Beschäftigung, Emploi, Job: Keine Einträge gefunden?

Kommentar zu den Verteilungskonflikten um die Ressource Information

Suchen und sich auffindbar machen. Wer hätte gedacht, dass kognitive Leistungen in der europäischen Politik je zum Thema werden. In seiner Neujahrsansprache 2006 hat Frankreichs Staatspräsident jedenfalls mit einer großen Sorge aufhorchen lassen, die tatsächlich überraschte. Europa sei in Gefahr, so warnte Jacques Chirac, ins Hintertreffen zu geraten. Wenn also nichts unterrnommen werde, der mächtigen Internet-Suchmaschine des US-amerikanischen Unternehmens Google ein öffentlich-rechtliches und zumindest gleichwertiges Konkurrenzsystem gegenüber zu stellen, dann werden der europäische Integrationsprozess sowie seine sozialen und kulturellen Gemeinschaftswerke aus der Wahrnehmungswelt unserer elektronisch vernetzten Wissensgesellschaft verschwinden.

Machen wir also die Probe aufs Exempel: Wer das Buch-Digitalisierungsprojekt books.google.com bemüht, um Einträge für den deutschen Begriff “Beschäftigung” zu finden, erhält 66.700 Ergebnisse. Beim französischen Wort “Emploi” muss man sich mit 431.000 gezählten Buchtiteln zufrieden geben, während das anglo-amerikanische “Job” sagenhafte 6.070.000 Treffer bereit hält. Entsprechend nervös wird bereits an einem Gegenmodell gearbeitet. “Quaero”, lateinisch für “Ich suche”, soll in Hinkunft dafür sorgen, dass nicht zuletzt auch der Gallische Hahn in der Infosphäre keine Federn lassen muss.
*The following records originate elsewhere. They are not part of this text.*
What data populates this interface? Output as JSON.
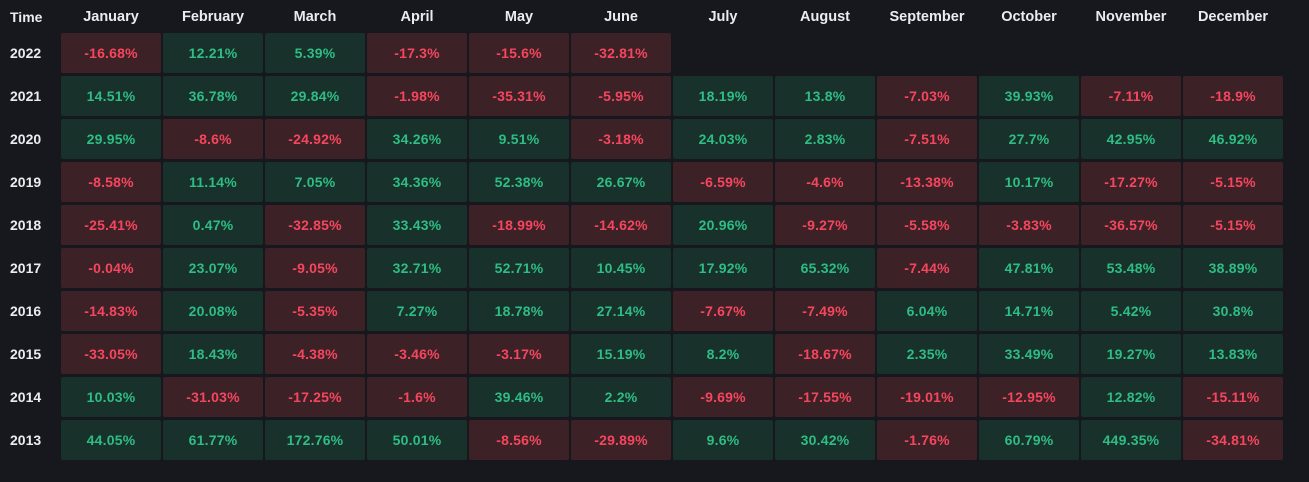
{
  "chart_data": {
    "type": "heatmap",
    "time_label": "Time",
    "months": [
      "January",
      "February",
      "March",
      "April",
      "May",
      "June",
      "July",
      "August",
      "September",
      "October",
      "November",
      "December"
    ],
    "rows": [
      {
        "year": "2022",
        "values": [
          "-16.68%",
          "12.21%",
          "5.39%",
          "-17.3%",
          "-15.6%",
          "-32.81%",
          null,
          null,
          null,
          null,
          null,
          null
        ]
      },
      {
        "year": "2021",
        "values": [
          "14.51%",
          "36.78%",
          "29.84%",
          "-1.98%",
          "-35.31%",
          "-5.95%",
          "18.19%",
          "13.8%",
          "-7.03%",
          "39.93%",
          "-7.11%",
          "-18.9%"
        ]
      },
      {
        "year": "2020",
        "values": [
          "29.95%",
          "-8.6%",
          "-24.92%",
          "34.26%",
          "9.51%",
          "-3.18%",
          "24.03%",
          "2.83%",
          "-7.51%",
          "27.7%",
          "42.95%",
          "46.92%"
        ]
      },
      {
        "year": "2019",
        "values": [
          "-8.58%",
          "11.14%",
          "7.05%",
          "34.36%",
          "52.38%",
          "26.67%",
          "-6.59%",
          "-4.6%",
          "-13.38%",
          "10.17%",
          "-17.27%",
          "-5.15%"
        ]
      },
      {
        "year": "2018",
        "values": [
          "-25.41%",
          "0.47%",
          "-32.85%",
          "33.43%",
          "-18.99%",
          "-14.62%",
          "20.96%",
          "-9.27%",
          "-5.58%",
          "-3.83%",
          "-36.57%",
          "-5.15%"
        ]
      },
      {
        "year": "2017",
        "values": [
          "-0.04%",
          "23.07%",
          "-9.05%",
          "32.71%",
          "52.71%",
          "10.45%",
          "17.92%",
          "65.32%",
          "-7.44%",
          "47.81%",
          "53.48%",
          "38.89%"
        ]
      },
      {
        "year": "2016",
        "values": [
          "-14.83%",
          "20.08%",
          "-5.35%",
          "7.27%",
          "18.78%",
          "27.14%",
          "-7.67%",
          "-7.49%",
          "6.04%",
          "14.71%",
          "5.42%",
          "30.8%"
        ]
      },
      {
        "year": "2015",
        "values": [
          "-33.05%",
          "18.43%",
          "-4.38%",
          "-3.46%",
          "-3.17%",
          "15.19%",
          "8.2%",
          "-18.67%",
          "2.35%",
          "33.49%",
          "19.27%",
          "13.83%"
        ]
      },
      {
        "year": "2014",
        "values": [
          "10.03%",
          "-31.03%",
          "-17.25%",
          "-1.6%",
          "39.46%",
          "2.2%",
          "-9.69%",
          "-17.55%",
          "-19.01%",
          "-12.95%",
          "12.82%",
          "-15.11%"
        ]
      },
      {
        "year": "2013",
        "values": [
          "44.05%",
          "61.77%",
          "172.76%",
          "50.01%",
          "-8.56%",
          "-29.89%",
          "9.6%",
          "30.42%",
          "-1.76%",
          "60.79%",
          "449.35%",
          "-34.81%"
        ]
      }
    ],
    "colors": {
      "background": "#17181d",
      "header_text": "#eaecef",
      "positive_text": "#2ebd85",
      "negative_text": "#f6465d",
      "positive_cell_bg": "#18312a",
      "negative_cell_bg": "#3c2127"
    },
    "legend_position": "none",
    "grid": false
  }
}
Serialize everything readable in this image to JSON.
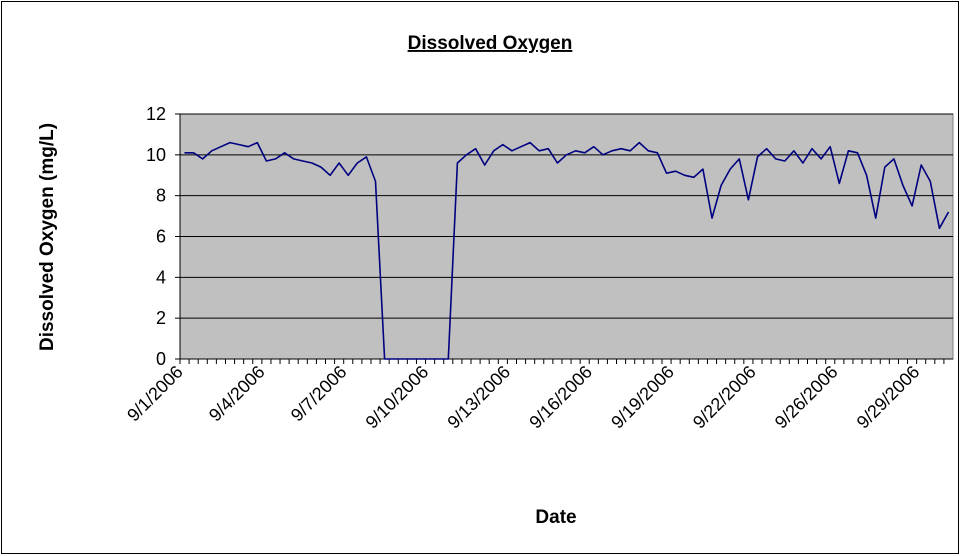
{
  "chart_data": {
    "type": "line",
    "title": "Dissolved Oxygen",
    "x_label": "Date",
    "y_label": "Dissolved Oxygen (mg/L)",
    "categories": [
      "9/1/2006",
      null,
      null,
      null,
      null,
      null,
      null,
      null,
      null,
      "9/4/2006",
      null,
      null,
      null,
      null,
      null,
      null,
      null,
      null,
      "9/7/2006",
      null,
      null,
      null,
      null,
      null,
      null,
      null,
      null,
      "9/10/2006",
      null,
      null,
      null,
      null,
      null,
      null,
      null,
      null,
      "9/13/2006",
      null,
      null,
      null,
      null,
      null,
      null,
      null,
      null,
      "9/16/2006",
      null,
      null,
      null,
      null,
      null,
      null,
      null,
      null,
      "9/19/2006",
      null,
      null,
      null,
      null,
      null,
      null,
      null,
      null,
      "9/22/2006",
      null,
      null,
      null,
      null,
      null,
      null,
      null,
      null,
      "9/26/2006",
      null,
      null,
      null,
      null,
      null,
      null,
      null,
      null,
      "9/29/2006",
      null,
      null,
      null
    ],
    "series": [
      {
        "name": "Dissolved Oxygen",
        "color": "#000080",
        "values": [
          10.1,
          10.1,
          9.8,
          10.2,
          10.4,
          10.6,
          10.5,
          10.4,
          10.6,
          9.7,
          9.8,
          10.1,
          9.8,
          9.7,
          9.6,
          9.4,
          9.0,
          9.6,
          9.0,
          9.6,
          9.9,
          8.7,
          0,
          0,
          0,
          0,
          0,
          0,
          0,
          0,
          9.6,
          10.0,
          10.3,
          9.5,
          10.2,
          10.5,
          10.2,
          10.4,
          10.6,
          10.2,
          10.3,
          9.6,
          10.0,
          10.2,
          10.1,
          10.4,
          10.0,
          10.2,
          10.3,
          10.2,
          10.6,
          10.2,
          10.1,
          9.1,
          9.2,
          9.0,
          8.9,
          9.3,
          6.9,
          8.5,
          9.3,
          9.8,
          7.8,
          9.9,
          10.3,
          9.8,
          9.7,
          10.2,
          9.6,
          10.3,
          9.8,
          10.4,
          8.6,
          10.2,
          10.1,
          9.0,
          6.9,
          9.4,
          9.8,
          8.5,
          7.5,
          9.5,
          8.7,
          6.4,
          7.2
        ]
      }
    ],
    "ylim": [
      0,
      12
    ],
    "yticks": [
      0,
      2,
      4,
      6,
      8,
      10,
      12
    ],
    "grid": true,
    "plot_background": "#c0c0c0"
  }
}
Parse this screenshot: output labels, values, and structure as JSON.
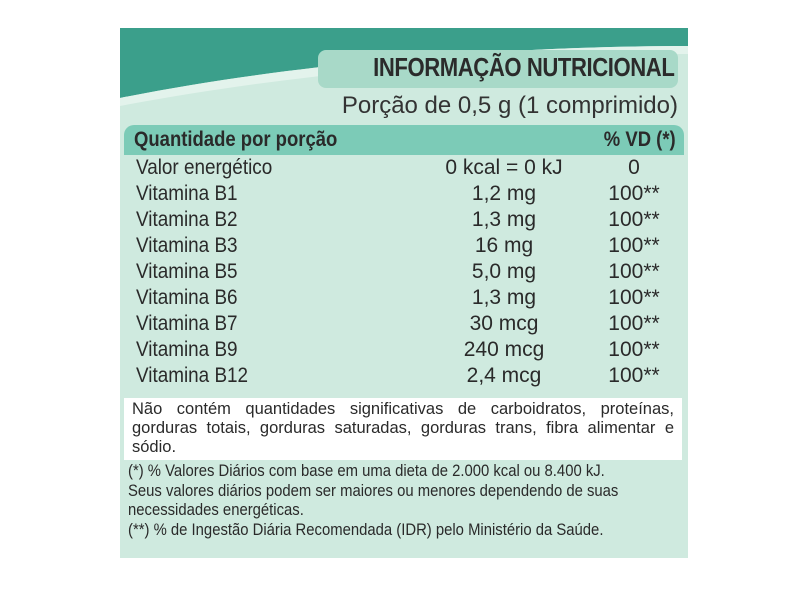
{
  "colors": {
    "dark_teal": "#3b9f8b",
    "header_teal": "#7ccbb7",
    "background": "#cfeadf"
  },
  "title": "INFORMAÇÃO NUTRICIONAL",
  "portion": "Porção de 0,5 g (1 comprimido)",
  "header": {
    "left": "Quantidade por porção",
    "right": "% VD (*)"
  },
  "rows": [
    {
      "name": "Valor energético",
      "amount": "0 kcal = 0 kJ",
      "vd": "0"
    },
    {
      "name": "Vitamina B1",
      "amount": "1,2 mg",
      "vd": "100**"
    },
    {
      "name": "Vitamina B2",
      "amount": "1,3 mg",
      "vd": "100**"
    },
    {
      "name": "Vitamina B3",
      "amount": "16 mg",
      "vd": "100**"
    },
    {
      "name": "Vitamina B5",
      "amount": "5,0 mg",
      "vd": "100**"
    },
    {
      "name": "Vitamina B6",
      "amount": "1,3 mg",
      "vd": "100**"
    },
    {
      "name": "Vitamina B7",
      "amount": "30 mcg",
      "vd": "100**"
    },
    {
      "name": "Vitamina B9",
      "amount": "240 mcg",
      "vd": "100**"
    },
    {
      "name": "Vitamina B12",
      "amount": "2,4 mcg",
      "vd": "100**"
    }
  ],
  "note": "Não contém quantidades significativas de carboidratos, proteínas, gorduras totais, gorduras saturadas, gorduras trans, fibra alimentar e sódio.",
  "footnotes": [
    "(*) % Valores Diários com base em uma dieta de 2.000 kcal ou 8.400 kJ.",
    "Seus valores diários podem ser maiores ou menores dependendo de suas",
    "necessidades energéticas.",
    "(**) % de Ingestão Diária Recomendada (IDR) pelo Ministério da Saúde."
  ]
}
Vor dem Hintergrund dieser aktuellen Entwicklungen drängt sich fast der oberflächliche Eindruck auf, die Politik der kulturellen Übersetzung sei nunmehr auch im digitalen Zeitalter gelandet. Dahinter verbirgt sich allerdings ein politisches Konzept, das nach einem Upgrade für Protektionismus, Ausnahmestellungen und Identitätskonstruktionen sucht. Die plötzliche Kraftanstrengung einer Europäisierung der Informationssysteme muss daher von all jenen als blanker Zynismus gewertet werden, die schon seit vielen Jahren darum kämpfen, dass die Staaten Europas angesichts der um sich greifenden Prekarisierung von Arbeit und Leben endlich einen Kurswechsel vollziehen.

Wie sich am Beispiel der französischen “Intermittents” ablesen lässt, sind Beschäftigungsverhältnisse und Produktionspraxen vor allem auch im Kunst-, Kultur- und Mediensektor einer rasanten Veränderung unterworfen. Der tägliche Kampf um die nackte Existenz hat sich hier schon tief in die Köpfe festgeschrieben. Der Widerstand artikuliert sich in den Straßen, die sozialen Bewegungen verblüffen mit erstaunlichen Wachstumszahlen. Doch sollte die Bereitstellung von Information und Wissen in diesem Zusammenhang weder Google noch Jacques Chirac, Angela Merkel oder gar Wolfgang Schüssel überlassen bleiben. Längst haben die Verteilungskonflikte auch die Ressource Information erreicht, deren Privatisierung und Monopolisierung sich ohne jede Rücksicht auf öffentliches Interesse ihre Wege bahnen. Wer auf eine breite Demokratisierung setzt, muss hier Initiative zeigen und Santa Precaria, die Schutzheilige der neuen flexiblen Arbeitswelt, in die geheimnisvolle Welt der emanzipativen Selbstaneignung von Algorithmen führen.

Damit es nicht – ob in den USA, Europa oder sonst wo – eines Tages heißt: Beschäftigung, Emploi, Job? Keine Einträge gefunden.